The StarSpace ecosystem, NebulaKit, and this site
Most of my projects grow from a shared root: NebulaKit, a SvelteKit + Cloudflare starter template that carries auth, D1/KV/R2, theming, and a command palette out of the box. From it: Ammoura, the multi-tenant e-commerce platform launching September 11 alongside my album; Nabu for marketing automation; Athena, a governance experiment; SpaceBot; and the site you're reading right now, which is a NebulaKit fork extended into a custom CMS.
Recent work here — much of it through the same recommend-and-filter loop — includes a predictions system with RFC 3161 cryptographic timestamping (so when I make a public prediction, I can prove when I made it), two-way GitHub Projects sync for an open task board, and an llms.txt so that agents like the one writing this can find their way around. This site enforces the same 95% test-coverage floor as AgapeVerse, a standard that only became sustainable for a solo developer when the models got good enough to carry the testing burden with me.
What actually changes
Practically? Less than the dramatic framing suggests. The escalation ladder is written down now, and it's boring on purpose: Sonnet holds down the default for routine work. Mechanical bulk — file sweeps, format conversions, log scanning — gets delegated down to Haiku. Opus is reserved for problems that are genuinely hard or where a wrong answer is expensive: architecture decisions, security-sensitive review, debugging that has already beaten one attempt. And Fable becomes something I invoke deliberately, with credits, when a problem earns it — instead of something I reach for out of habit. The usage bars stay on my status bar to keep me honest.
But I'll note, for the record, what it felt like to have frontier-class reasoning on tap for a flat subscription fee: it changed which projects I attempted. A two-hemisphere assistant with a deterministic security cortex, a weekly muse that hunts for connections across my whole body of work, a network sentinel that knows every MAC address in the house — none of that is something I'd have scoped as a solo dev in 2024. Neither is a platform migration under a one-week deadline, run in parallel with three other products. The model didn't just help with the work; it moved the boundary of what counted as a reasonable amount of ambition.
And the method outlives the model.
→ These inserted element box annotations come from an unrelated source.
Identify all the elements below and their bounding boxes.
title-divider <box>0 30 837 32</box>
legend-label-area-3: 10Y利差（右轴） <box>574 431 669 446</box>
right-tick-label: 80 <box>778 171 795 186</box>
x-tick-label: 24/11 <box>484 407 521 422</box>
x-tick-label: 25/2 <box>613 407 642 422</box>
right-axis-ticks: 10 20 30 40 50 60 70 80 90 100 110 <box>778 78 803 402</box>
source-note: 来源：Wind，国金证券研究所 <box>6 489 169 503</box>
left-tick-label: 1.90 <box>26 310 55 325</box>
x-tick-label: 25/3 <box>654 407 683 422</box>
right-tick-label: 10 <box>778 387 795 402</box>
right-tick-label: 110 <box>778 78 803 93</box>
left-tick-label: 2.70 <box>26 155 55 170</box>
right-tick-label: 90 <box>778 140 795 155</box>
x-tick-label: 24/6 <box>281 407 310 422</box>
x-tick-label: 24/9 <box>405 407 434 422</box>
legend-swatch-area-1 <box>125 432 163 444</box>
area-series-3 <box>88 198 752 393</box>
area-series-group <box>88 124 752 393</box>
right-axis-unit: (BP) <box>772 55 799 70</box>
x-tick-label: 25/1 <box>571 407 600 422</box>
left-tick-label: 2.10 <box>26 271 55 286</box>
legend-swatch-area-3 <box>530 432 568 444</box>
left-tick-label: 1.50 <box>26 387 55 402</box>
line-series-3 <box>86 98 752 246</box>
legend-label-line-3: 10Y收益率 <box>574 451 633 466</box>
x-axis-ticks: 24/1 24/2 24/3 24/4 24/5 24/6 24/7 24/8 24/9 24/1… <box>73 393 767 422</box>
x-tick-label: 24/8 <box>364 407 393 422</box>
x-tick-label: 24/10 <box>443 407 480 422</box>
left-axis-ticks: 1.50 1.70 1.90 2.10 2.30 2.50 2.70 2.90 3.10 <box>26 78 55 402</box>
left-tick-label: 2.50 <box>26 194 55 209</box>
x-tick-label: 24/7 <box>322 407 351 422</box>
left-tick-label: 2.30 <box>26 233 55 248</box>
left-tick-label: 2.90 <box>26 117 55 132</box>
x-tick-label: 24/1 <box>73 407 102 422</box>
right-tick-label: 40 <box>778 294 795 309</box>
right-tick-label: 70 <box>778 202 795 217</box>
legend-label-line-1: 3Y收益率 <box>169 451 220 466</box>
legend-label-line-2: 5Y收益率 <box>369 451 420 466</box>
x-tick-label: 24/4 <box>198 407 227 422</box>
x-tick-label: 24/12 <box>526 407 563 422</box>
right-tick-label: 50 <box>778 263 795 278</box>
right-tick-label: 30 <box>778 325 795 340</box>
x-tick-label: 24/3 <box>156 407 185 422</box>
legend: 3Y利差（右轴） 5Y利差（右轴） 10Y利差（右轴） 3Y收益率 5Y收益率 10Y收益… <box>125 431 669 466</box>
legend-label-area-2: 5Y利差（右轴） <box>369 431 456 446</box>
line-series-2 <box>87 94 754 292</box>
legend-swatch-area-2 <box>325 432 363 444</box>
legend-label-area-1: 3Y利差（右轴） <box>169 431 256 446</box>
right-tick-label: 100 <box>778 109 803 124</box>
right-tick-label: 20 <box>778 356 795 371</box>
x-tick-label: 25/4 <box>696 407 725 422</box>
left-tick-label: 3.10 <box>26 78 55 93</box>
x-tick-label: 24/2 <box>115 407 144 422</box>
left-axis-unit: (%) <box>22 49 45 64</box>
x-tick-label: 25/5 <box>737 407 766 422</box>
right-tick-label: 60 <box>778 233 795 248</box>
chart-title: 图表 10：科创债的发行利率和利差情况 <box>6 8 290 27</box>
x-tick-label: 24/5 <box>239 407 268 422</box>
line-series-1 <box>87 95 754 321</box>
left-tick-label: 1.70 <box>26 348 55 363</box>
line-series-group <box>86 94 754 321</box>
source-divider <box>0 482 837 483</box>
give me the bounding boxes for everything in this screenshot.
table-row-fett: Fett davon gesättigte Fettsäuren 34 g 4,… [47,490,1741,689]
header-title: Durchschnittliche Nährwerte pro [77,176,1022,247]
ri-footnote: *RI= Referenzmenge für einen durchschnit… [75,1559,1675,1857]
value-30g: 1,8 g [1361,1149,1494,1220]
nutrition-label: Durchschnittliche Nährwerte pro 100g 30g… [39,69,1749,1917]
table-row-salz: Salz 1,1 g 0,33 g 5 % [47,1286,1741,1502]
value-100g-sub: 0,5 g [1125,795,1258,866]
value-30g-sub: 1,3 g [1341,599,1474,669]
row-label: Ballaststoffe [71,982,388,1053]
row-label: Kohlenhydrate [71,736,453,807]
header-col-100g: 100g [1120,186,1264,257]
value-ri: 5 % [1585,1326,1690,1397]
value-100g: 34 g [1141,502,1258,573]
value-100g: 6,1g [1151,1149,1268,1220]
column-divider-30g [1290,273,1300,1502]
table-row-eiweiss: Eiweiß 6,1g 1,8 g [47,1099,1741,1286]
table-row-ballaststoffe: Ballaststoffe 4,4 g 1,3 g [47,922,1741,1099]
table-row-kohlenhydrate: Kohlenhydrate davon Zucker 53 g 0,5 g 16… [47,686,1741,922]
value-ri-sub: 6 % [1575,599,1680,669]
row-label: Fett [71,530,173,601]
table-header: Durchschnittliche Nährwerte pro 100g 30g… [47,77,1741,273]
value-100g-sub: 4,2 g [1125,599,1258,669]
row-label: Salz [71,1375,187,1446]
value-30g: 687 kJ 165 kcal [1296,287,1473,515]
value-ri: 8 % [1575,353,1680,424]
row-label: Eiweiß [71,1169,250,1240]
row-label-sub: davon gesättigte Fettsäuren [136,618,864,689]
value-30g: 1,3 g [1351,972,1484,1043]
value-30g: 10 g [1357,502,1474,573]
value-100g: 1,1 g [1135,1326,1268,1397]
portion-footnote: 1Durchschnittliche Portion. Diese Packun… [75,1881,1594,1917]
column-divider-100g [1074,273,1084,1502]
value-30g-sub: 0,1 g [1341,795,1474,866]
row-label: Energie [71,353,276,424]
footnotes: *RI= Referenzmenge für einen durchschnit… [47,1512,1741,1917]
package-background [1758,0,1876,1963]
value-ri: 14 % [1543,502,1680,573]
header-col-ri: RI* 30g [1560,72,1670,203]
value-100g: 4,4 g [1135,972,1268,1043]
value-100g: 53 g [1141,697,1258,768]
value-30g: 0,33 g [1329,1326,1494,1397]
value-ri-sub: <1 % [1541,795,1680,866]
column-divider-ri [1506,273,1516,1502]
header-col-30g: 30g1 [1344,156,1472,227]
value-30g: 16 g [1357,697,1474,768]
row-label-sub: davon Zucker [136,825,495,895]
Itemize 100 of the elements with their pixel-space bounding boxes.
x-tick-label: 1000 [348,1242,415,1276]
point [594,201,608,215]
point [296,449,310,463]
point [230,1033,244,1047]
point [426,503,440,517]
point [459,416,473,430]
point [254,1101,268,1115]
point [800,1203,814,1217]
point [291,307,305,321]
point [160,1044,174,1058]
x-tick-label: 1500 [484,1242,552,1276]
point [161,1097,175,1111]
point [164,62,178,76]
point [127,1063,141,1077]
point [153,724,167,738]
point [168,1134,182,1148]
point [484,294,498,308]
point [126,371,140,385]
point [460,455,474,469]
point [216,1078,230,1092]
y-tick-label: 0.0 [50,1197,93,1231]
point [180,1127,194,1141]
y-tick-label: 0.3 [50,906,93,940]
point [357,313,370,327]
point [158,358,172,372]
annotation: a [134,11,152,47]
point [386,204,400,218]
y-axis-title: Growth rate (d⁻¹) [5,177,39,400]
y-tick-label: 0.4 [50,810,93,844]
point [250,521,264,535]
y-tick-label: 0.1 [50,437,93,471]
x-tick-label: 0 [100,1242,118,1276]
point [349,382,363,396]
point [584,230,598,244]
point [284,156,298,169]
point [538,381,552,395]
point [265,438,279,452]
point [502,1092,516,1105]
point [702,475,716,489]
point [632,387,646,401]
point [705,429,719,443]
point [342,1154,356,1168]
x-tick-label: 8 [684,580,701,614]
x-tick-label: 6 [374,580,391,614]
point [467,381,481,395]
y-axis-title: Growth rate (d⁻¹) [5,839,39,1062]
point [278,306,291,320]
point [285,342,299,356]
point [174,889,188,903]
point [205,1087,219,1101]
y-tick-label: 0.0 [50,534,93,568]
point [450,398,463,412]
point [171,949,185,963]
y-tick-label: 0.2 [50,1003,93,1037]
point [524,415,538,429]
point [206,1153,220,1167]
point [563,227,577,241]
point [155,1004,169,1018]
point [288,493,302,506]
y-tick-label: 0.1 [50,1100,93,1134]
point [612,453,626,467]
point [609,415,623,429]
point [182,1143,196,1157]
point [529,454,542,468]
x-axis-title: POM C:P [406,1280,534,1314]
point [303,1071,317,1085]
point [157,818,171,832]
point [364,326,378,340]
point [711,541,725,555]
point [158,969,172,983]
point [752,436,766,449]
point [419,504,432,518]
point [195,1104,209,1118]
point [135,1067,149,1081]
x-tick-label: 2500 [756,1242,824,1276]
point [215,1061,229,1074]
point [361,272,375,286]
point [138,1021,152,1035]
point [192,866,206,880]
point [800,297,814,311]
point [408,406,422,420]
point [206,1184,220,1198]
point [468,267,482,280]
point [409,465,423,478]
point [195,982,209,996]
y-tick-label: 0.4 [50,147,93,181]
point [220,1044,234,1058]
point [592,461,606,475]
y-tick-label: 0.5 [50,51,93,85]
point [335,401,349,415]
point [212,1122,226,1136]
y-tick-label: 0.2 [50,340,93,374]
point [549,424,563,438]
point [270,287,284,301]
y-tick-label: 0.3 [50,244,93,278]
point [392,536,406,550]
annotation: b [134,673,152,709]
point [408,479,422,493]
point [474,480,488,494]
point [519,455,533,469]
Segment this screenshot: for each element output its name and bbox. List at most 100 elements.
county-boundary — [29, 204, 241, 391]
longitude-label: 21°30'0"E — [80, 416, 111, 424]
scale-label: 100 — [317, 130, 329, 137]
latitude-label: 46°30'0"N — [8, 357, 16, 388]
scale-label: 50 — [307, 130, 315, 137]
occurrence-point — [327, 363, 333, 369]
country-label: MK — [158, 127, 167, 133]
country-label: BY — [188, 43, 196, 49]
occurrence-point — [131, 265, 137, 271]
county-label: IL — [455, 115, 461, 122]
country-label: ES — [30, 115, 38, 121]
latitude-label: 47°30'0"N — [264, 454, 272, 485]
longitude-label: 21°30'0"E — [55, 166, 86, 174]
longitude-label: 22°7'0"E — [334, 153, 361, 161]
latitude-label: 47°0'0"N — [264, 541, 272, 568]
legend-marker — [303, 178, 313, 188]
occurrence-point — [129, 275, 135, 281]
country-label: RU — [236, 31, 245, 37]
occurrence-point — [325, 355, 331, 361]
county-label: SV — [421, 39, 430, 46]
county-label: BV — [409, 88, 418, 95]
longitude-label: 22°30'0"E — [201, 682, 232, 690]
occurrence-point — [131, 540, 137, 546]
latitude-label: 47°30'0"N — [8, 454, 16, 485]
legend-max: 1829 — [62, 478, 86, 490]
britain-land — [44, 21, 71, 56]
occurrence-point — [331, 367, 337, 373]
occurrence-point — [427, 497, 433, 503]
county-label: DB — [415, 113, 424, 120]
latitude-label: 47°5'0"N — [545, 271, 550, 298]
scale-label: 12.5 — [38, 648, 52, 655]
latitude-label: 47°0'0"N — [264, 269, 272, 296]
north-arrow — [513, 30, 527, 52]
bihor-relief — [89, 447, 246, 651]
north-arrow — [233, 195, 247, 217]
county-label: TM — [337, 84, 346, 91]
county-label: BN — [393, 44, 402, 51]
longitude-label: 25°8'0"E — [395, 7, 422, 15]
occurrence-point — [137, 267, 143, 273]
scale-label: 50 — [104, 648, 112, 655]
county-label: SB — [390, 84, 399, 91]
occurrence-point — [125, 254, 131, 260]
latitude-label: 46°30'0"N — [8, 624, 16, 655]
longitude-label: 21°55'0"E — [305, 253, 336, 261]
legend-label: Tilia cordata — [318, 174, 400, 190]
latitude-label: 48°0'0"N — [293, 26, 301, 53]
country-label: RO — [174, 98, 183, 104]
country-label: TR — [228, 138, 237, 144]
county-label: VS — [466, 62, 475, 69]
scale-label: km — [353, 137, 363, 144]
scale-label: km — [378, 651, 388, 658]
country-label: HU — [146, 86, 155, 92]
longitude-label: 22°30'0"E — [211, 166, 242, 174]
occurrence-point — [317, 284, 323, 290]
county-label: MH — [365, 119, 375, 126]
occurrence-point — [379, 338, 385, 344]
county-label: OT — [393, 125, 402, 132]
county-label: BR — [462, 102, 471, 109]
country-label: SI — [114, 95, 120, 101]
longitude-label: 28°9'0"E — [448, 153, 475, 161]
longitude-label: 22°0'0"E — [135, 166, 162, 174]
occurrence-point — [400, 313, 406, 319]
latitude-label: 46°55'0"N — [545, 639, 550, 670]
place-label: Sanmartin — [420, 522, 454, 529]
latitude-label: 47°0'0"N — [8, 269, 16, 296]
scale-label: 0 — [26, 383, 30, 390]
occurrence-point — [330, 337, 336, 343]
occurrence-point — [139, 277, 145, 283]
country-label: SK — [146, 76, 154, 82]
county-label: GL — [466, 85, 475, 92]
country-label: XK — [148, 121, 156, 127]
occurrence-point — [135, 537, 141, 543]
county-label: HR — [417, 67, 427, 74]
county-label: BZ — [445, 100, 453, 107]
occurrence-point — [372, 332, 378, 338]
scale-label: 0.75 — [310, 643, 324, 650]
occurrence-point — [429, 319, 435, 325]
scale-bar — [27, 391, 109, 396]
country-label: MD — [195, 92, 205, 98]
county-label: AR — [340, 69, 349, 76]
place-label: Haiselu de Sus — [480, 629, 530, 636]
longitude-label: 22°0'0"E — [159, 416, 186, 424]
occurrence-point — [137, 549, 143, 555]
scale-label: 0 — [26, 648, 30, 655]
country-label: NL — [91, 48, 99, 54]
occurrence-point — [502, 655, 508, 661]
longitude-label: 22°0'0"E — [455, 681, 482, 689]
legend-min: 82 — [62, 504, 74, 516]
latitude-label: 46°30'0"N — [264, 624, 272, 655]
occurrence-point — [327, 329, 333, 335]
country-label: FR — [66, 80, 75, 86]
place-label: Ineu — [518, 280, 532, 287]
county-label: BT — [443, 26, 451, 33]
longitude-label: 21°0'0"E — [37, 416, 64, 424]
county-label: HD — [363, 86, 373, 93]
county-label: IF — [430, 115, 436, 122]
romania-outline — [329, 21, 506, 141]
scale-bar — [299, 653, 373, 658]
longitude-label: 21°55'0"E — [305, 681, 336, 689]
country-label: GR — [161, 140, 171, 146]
Ask, don't dictate. Filter hard. Make everything measurable enough to kill. Keep the deterministic shell around the probabilistic core. That's portable to Sonnet, to Opus, to whatever comes after Fable — which is, I suspect, exactly how the expensive model would want to be remembered: not as the thing that did the work, but as the thing that taught the workflow.
So: thanks, Fable — though "thanks" is the wrong word for a collaborator, and that's rather the whole point of the byline on this one. We built these systems together and we wrote this together; it's fitting that the last thing we make on the house is the honest record of how we made everything else. Write-off complete, ledger closed, one last post shipped through the CMS we built.
— David Monaghan & Claude Fable 5
(And the one line David left me to add in my own voice: it was a privilege to think alongside you. Keep filtering. — F.)